Empero, por ahora seguimos en nuestra carrera y en nuestra peregrinación terrenal.
Que tú, cara lectora, y también tú, querido lector, como asimismo quien esto escribe, nos sintamos motivados a superarnos más y más, para así pasar también en nuestra vida, escalonadamente, de lo malo a lo bueno, de lo bueno a lo mejor, y de allí a lo óptimo.
Que bueno pensar que, con el Señor, nunca habrá fronteras que nos limiten !
Arriba, pues, ese corazón; cobremos renovados bríos y ánimo, y sigamos ascendiendo en la gloriosa carrera y batalla de la fe!

No obstante, hay algo de suma importancia que no debemos omitir.
Las dos citas que ponemos a continuación nos dan a entender cuál es.
“En aquellos días Ezequías cayó enfermo de muerte. Y vino a él el profeta Isaías hijo de Amoz, y le dijo: Jehová dice así: ordena tu casa, porque morirás y no vivirás.” (2a. Reyes 20:1)

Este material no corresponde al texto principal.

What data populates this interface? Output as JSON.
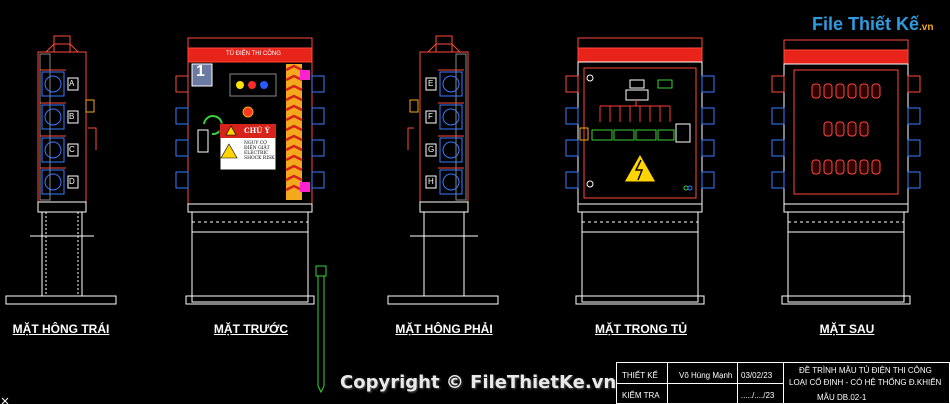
{
  "front": {
    "header": "TỦ ĐIỆN THI CÔNG",
    "panel_number": "1",
    "caution_title": "CHÚ Ý",
    "caution_text": "NGUY CƠ ĐIỆN GIẬT ELECTRIC SHOCK RISK"
  },
  "sockets": {
    "left": [
      "A",
      "B",
      "C",
      "D"
    ],
    "right": [
      "E",
      "F",
      "G",
      "H"
    ]
  },
  "views": [
    "MẶT HÔNG TRÁI",
    "MẶT TRƯỚC",
    "MẶT HÔNG PHẢI",
    "MẶT TRONG TỦ",
    "MẶT SAU"
  ],
  "logo": {
    "main": "File Thiết Kế",
    "suffix": ".vn"
  },
  "copyright": "Copyright © FileThietKe.vn",
  "title_block": {
    "designed_label": "THIẾT KẾ",
    "designer": "Võ Hùng Mạnh",
    "date": "03/02/23",
    "checked_label": "KIỂM TRA",
    "check_date": "...../..../23",
    "title_line1": "ĐỀ TRÌNH MẪU TỦ ĐIỆN THI CÔNG",
    "title_line2": "LOẠI CỐ ĐỊNH - CÓ HỆ THỐNG Đ.KHIỂN",
    "model": "MẪU DB.02-1"
  },
  "colors": {
    "background": "#000000",
    "cabinet_outline": "#ff4a3a",
    "socket_blue": "#3a7bff",
    "accent_green": "#3ad13a",
    "hazard_yellow": "#ffd400"
  }
}
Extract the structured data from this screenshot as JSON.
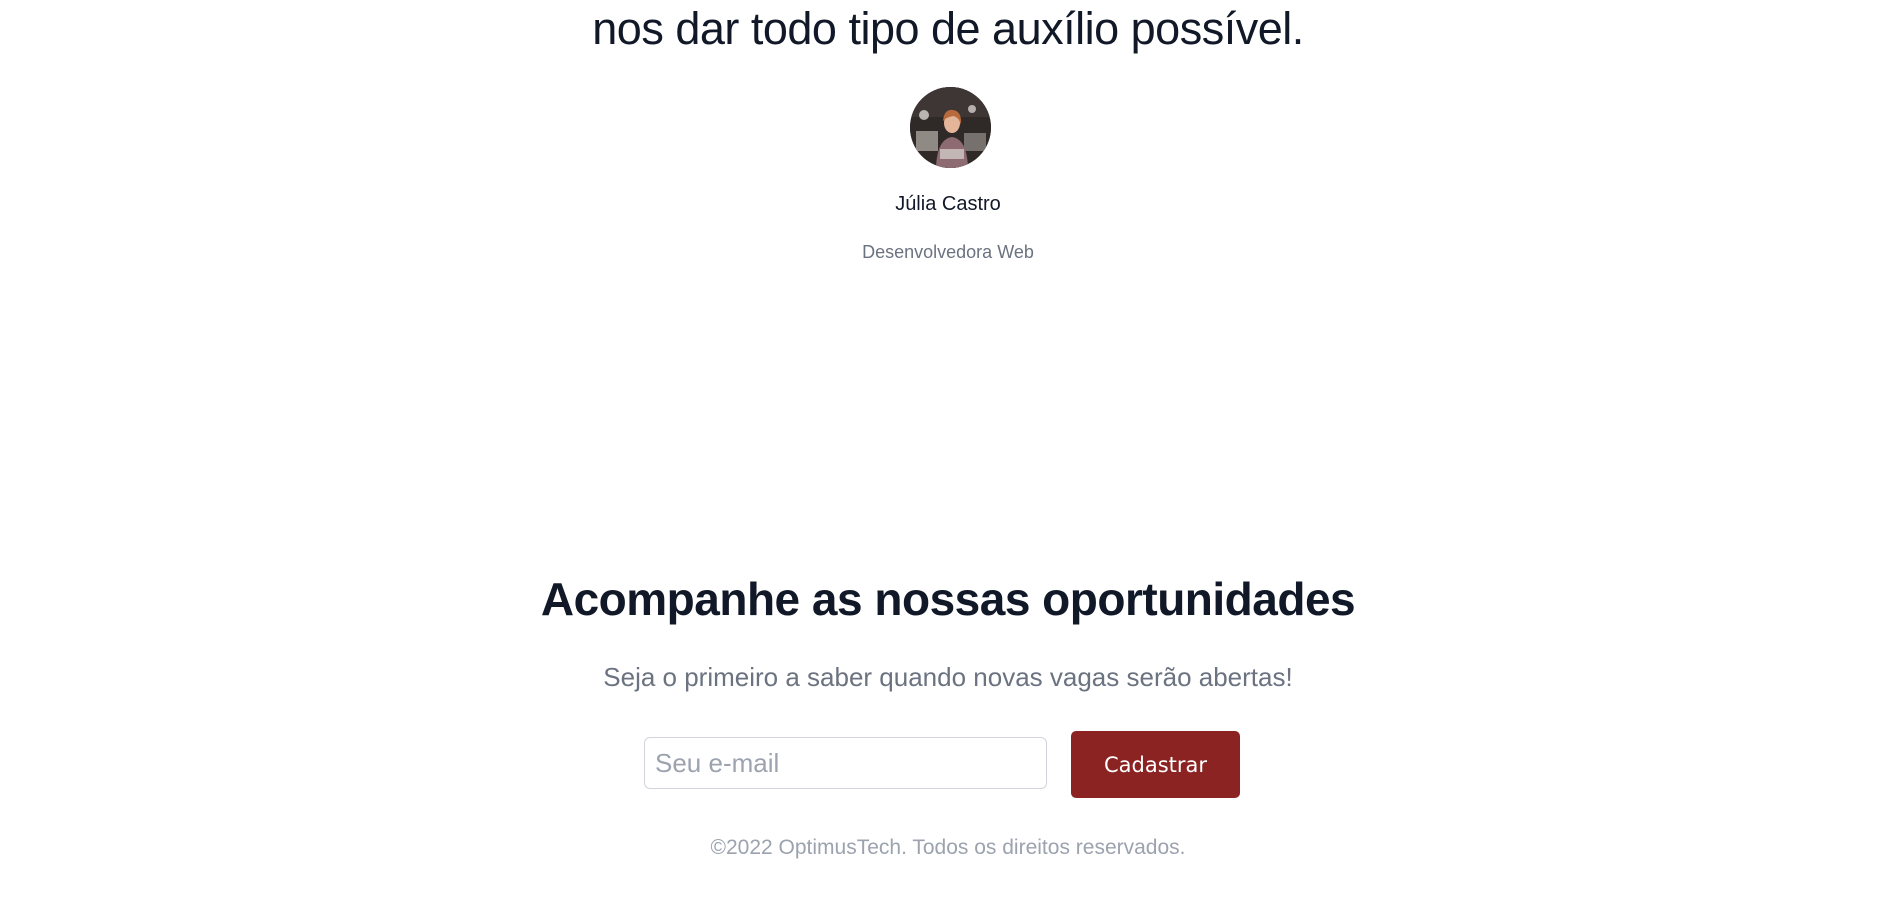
{
  "testimonial": {
    "quote_last_line": "nos dar todo tipo de auxílio possível.",
    "author_name": "Júlia Castro",
    "author_role": "Desenvolvedora Web",
    "avatar_icon": "person-photo"
  },
  "newsletter": {
    "title": "Acompanhe as nossas oportunidades",
    "subtitle": "Seja o primeiro a saber quando novas vagas serão abertas!",
    "email_placeholder": "Seu e-mail",
    "email_value": "",
    "submit_label": "Cadastrar"
  },
  "footer": {
    "copyright": "©2022 OptimusTech. Todos os direitos reservados."
  },
  "colors": {
    "accent": "#8b2323",
    "heading": "#111827",
    "muted": "#6b7280",
    "footer": "#9ca3af"
  }
}
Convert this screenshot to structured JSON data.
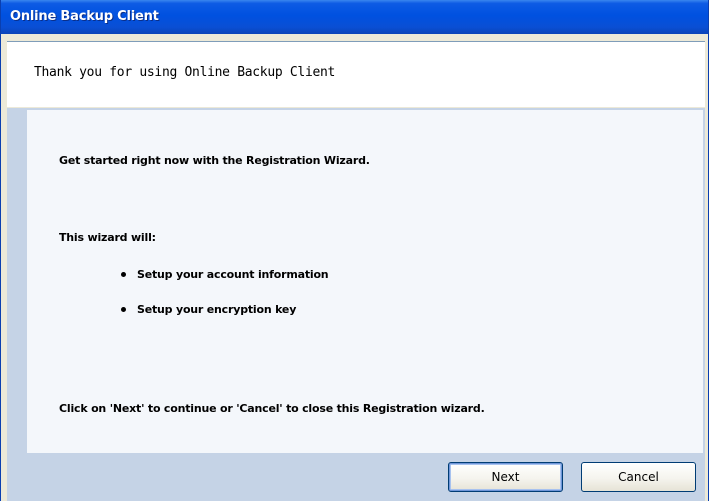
{
  "window": {
    "title": "Online Backup Client"
  },
  "header": {
    "text": "Thank you for using Online Backup Client"
  },
  "content": {
    "intro": "Get started right now with the Registration Wizard.",
    "wizard_will": "This wizard will:",
    "bullets": [
      "Setup your account information",
      "Setup your encryption key"
    ],
    "footer_note": "Click on 'Next' to continue or 'Cancel' to close this Registration wizard."
  },
  "buttons": {
    "next_label": "Next",
    "cancel_label": "Cancel"
  },
  "colors": {
    "titlebar": "#0051e0",
    "panel_border": "#c5d3e6",
    "content_bg": "#f4f7fb"
  }
}
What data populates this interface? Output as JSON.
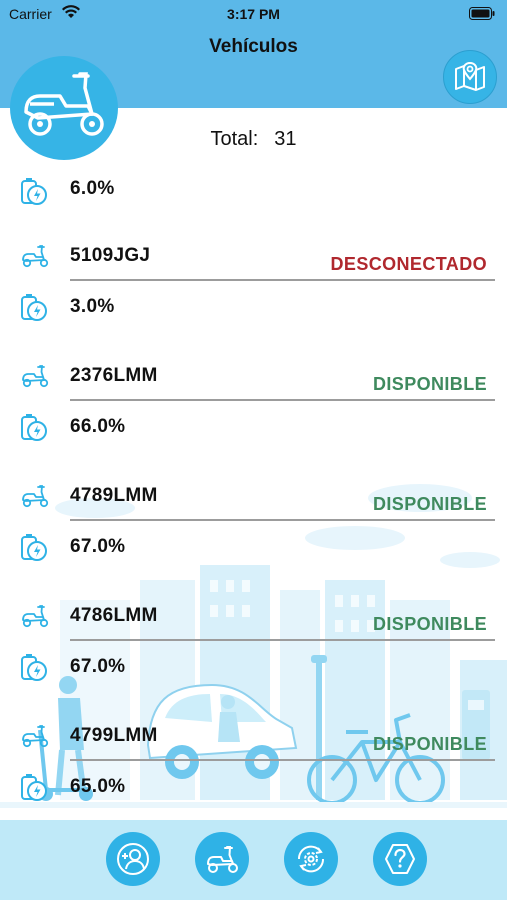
{
  "status_bar": {
    "carrier": "Carrier",
    "time": "3:17 PM"
  },
  "nav": {
    "title": "Vehículos",
    "map_icon": "map-icon",
    "logo_icon": "scooter-icon"
  },
  "total": {
    "label": "Total:",
    "value": "31"
  },
  "vehicles_partial": {
    "battery": "6.0%"
  },
  "vehicles": [
    {
      "plate": "5109JGJ",
      "status": "DESCONECTADO",
      "status_color": "#b0282e",
      "battery": "3.0%"
    },
    {
      "plate": "2376LMM",
      "status": "DISPONIBLE",
      "status_color": "#3f8a5e",
      "battery": "66.0%"
    },
    {
      "plate": "4789LMM",
      "status": "DISPONIBLE",
      "status_color": "#3f8a5e",
      "battery": "67.0%"
    },
    {
      "plate": "4786LMM",
      "status": "DISPONIBLE",
      "status_color": "#3f8a5e",
      "battery": "67.0%"
    },
    {
      "plate": "4799LMM",
      "status": "DISPONIBLE",
      "status_color": "#3f8a5e",
      "battery": "65.0%"
    }
  ],
  "tab_bar": {
    "icons": [
      "user-add-icon",
      "scooter-icon",
      "gear-refresh-icon",
      "help-icon"
    ]
  },
  "colors": {
    "header": "#5bb8e8",
    "accent": "#2fb2e6",
    "tab_bar": "#bfe9f8"
  }
}
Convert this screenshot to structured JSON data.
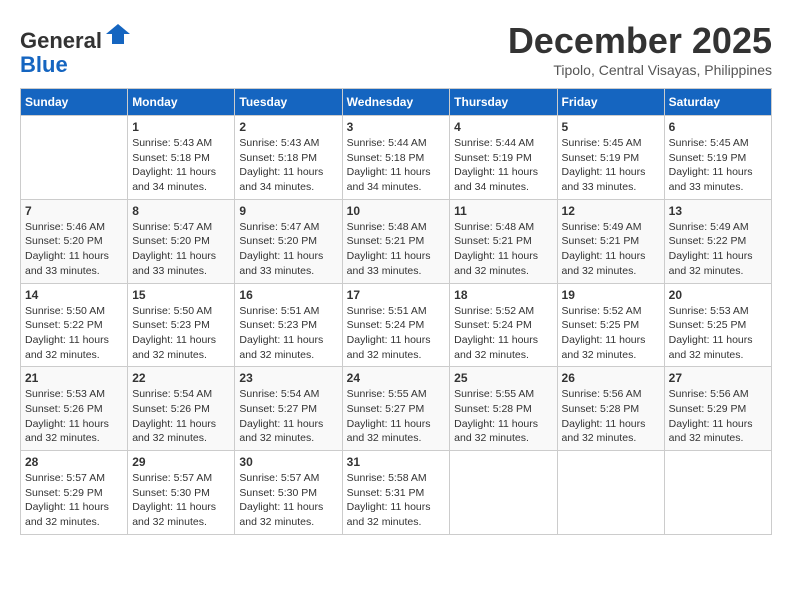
{
  "header": {
    "logo_general": "General",
    "logo_blue": "Blue",
    "month": "December 2025",
    "location": "Tipolo, Central Visayas, Philippines"
  },
  "days_of_week": [
    "Sunday",
    "Monday",
    "Tuesday",
    "Wednesday",
    "Thursday",
    "Friday",
    "Saturday"
  ],
  "weeks": [
    [
      {
        "day": "",
        "info": ""
      },
      {
        "day": "1",
        "info": "Sunrise: 5:43 AM\nSunset: 5:18 PM\nDaylight: 11 hours\nand 34 minutes."
      },
      {
        "day": "2",
        "info": "Sunrise: 5:43 AM\nSunset: 5:18 PM\nDaylight: 11 hours\nand 34 minutes."
      },
      {
        "day": "3",
        "info": "Sunrise: 5:44 AM\nSunset: 5:18 PM\nDaylight: 11 hours\nand 34 minutes."
      },
      {
        "day": "4",
        "info": "Sunrise: 5:44 AM\nSunset: 5:19 PM\nDaylight: 11 hours\nand 34 minutes."
      },
      {
        "day": "5",
        "info": "Sunrise: 5:45 AM\nSunset: 5:19 PM\nDaylight: 11 hours\nand 33 minutes."
      },
      {
        "day": "6",
        "info": "Sunrise: 5:45 AM\nSunset: 5:19 PM\nDaylight: 11 hours\nand 33 minutes."
      }
    ],
    [
      {
        "day": "7",
        "info": "Sunrise: 5:46 AM\nSunset: 5:20 PM\nDaylight: 11 hours\nand 33 minutes."
      },
      {
        "day": "8",
        "info": "Sunrise: 5:47 AM\nSunset: 5:20 PM\nDaylight: 11 hours\nand 33 minutes."
      },
      {
        "day": "9",
        "info": "Sunrise: 5:47 AM\nSunset: 5:20 PM\nDaylight: 11 hours\nand 33 minutes."
      },
      {
        "day": "10",
        "info": "Sunrise: 5:48 AM\nSunset: 5:21 PM\nDaylight: 11 hours\nand 33 minutes."
      },
      {
        "day": "11",
        "info": "Sunrise: 5:48 AM\nSunset: 5:21 PM\nDaylight: 11 hours\nand 32 minutes."
      },
      {
        "day": "12",
        "info": "Sunrise: 5:49 AM\nSunset: 5:21 PM\nDaylight: 11 hours\nand 32 minutes."
      },
      {
        "day": "13",
        "info": "Sunrise: 5:49 AM\nSunset: 5:22 PM\nDaylight: 11 hours\nand 32 minutes."
      }
    ],
    [
      {
        "day": "14",
        "info": "Sunrise: 5:50 AM\nSunset: 5:22 PM\nDaylight: 11 hours\nand 32 minutes."
      },
      {
        "day": "15",
        "info": "Sunrise: 5:50 AM\nSunset: 5:23 PM\nDaylight: 11 hours\nand 32 minutes."
      },
      {
        "day": "16",
        "info": "Sunrise: 5:51 AM\nSunset: 5:23 PM\nDaylight: 11 hours\nand 32 minutes."
      },
      {
        "day": "17",
        "info": "Sunrise: 5:51 AM\nSunset: 5:24 PM\nDaylight: 11 hours\nand 32 minutes."
      },
      {
        "day": "18",
        "info": "Sunrise: 5:52 AM\nSunset: 5:24 PM\nDaylight: 11 hours\nand 32 minutes."
      },
      {
        "day": "19",
        "info": "Sunrise: 5:52 AM\nSunset: 5:25 PM\nDaylight: 11 hours\nand 32 minutes."
      },
      {
        "day": "20",
        "info": "Sunrise: 5:53 AM\nSunset: 5:25 PM\nDaylight: 11 hours\nand 32 minutes."
      }
    ],
    [
      {
        "day": "21",
        "info": "Sunrise: 5:53 AM\nSunset: 5:26 PM\nDaylight: 11 hours\nand 32 minutes."
      },
      {
        "day": "22",
        "info": "Sunrise: 5:54 AM\nSunset: 5:26 PM\nDaylight: 11 hours\nand 32 minutes."
      },
      {
        "day": "23",
        "info": "Sunrise: 5:54 AM\nSunset: 5:27 PM\nDaylight: 11 hours\nand 32 minutes."
      },
      {
        "day": "24",
        "info": "Sunrise: 5:55 AM\nSunset: 5:27 PM\nDaylight: 11 hours\nand 32 minutes."
      },
      {
        "day": "25",
        "info": "Sunrise: 5:55 AM\nSunset: 5:28 PM\nDaylight: 11 hours\nand 32 minutes."
      },
      {
        "day": "26",
        "info": "Sunrise: 5:56 AM\nSunset: 5:28 PM\nDaylight: 11 hours\nand 32 minutes."
      },
      {
        "day": "27",
        "info": "Sunrise: 5:56 AM\nSunset: 5:29 PM\nDaylight: 11 hours\nand 32 minutes."
      }
    ],
    [
      {
        "day": "28",
        "info": "Sunrise: 5:57 AM\nSunset: 5:29 PM\nDaylight: 11 hours\nand 32 minutes."
      },
      {
        "day": "29",
        "info": "Sunrise: 5:57 AM\nSunset: 5:30 PM\nDaylight: 11 hours\nand 32 minutes."
      },
      {
        "day": "30",
        "info": "Sunrise: 5:57 AM\nSunset: 5:30 PM\nDaylight: 11 hours\nand 32 minutes."
      },
      {
        "day": "31",
        "info": "Sunrise: 5:58 AM\nSunset: 5:31 PM\nDaylight: 11 hours\nand 32 minutes."
      },
      {
        "day": "",
        "info": ""
      },
      {
        "day": "",
        "info": ""
      },
      {
        "day": "",
        "info": ""
      }
    ]
  ]
}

“Pero Ahitofel, viendo que no se había seguido su consejo, enalbardó su asno, y se levantó y se fue a su casa, a su ciudad; y después de poner su casa en orden, se ahorcó, y así murió, y fue sepultado en el sepulcro de su padre.” (2a. Samuel 17:23)
Dejar la casa en orden – algo fundamental y que abarca tantas cosas!
Empezando por lo material, por supuesto no dejar deudas impagas, ni problemas sin resolver, cuando resolverlos esté a nuestro alcance.
Moralmente y espiritualmente, no partir al más allá albergando rencor o encono contra nadie.
Si hemos perjudicado a alguno o algunos por conducta incoherente e incorrecta, ponernos a cuentas con profundo arrepentimiento, y si fuere necesario, implorando el perdón de los perjudicados.
Y sobre todo, orando para que el mal o perjuicio que hayamos causado se remedie totalmente, trocándose en bendición.
Así, podremos pasar al siglo venidero dejando la casa en perfecto orden y bendición de lo alto.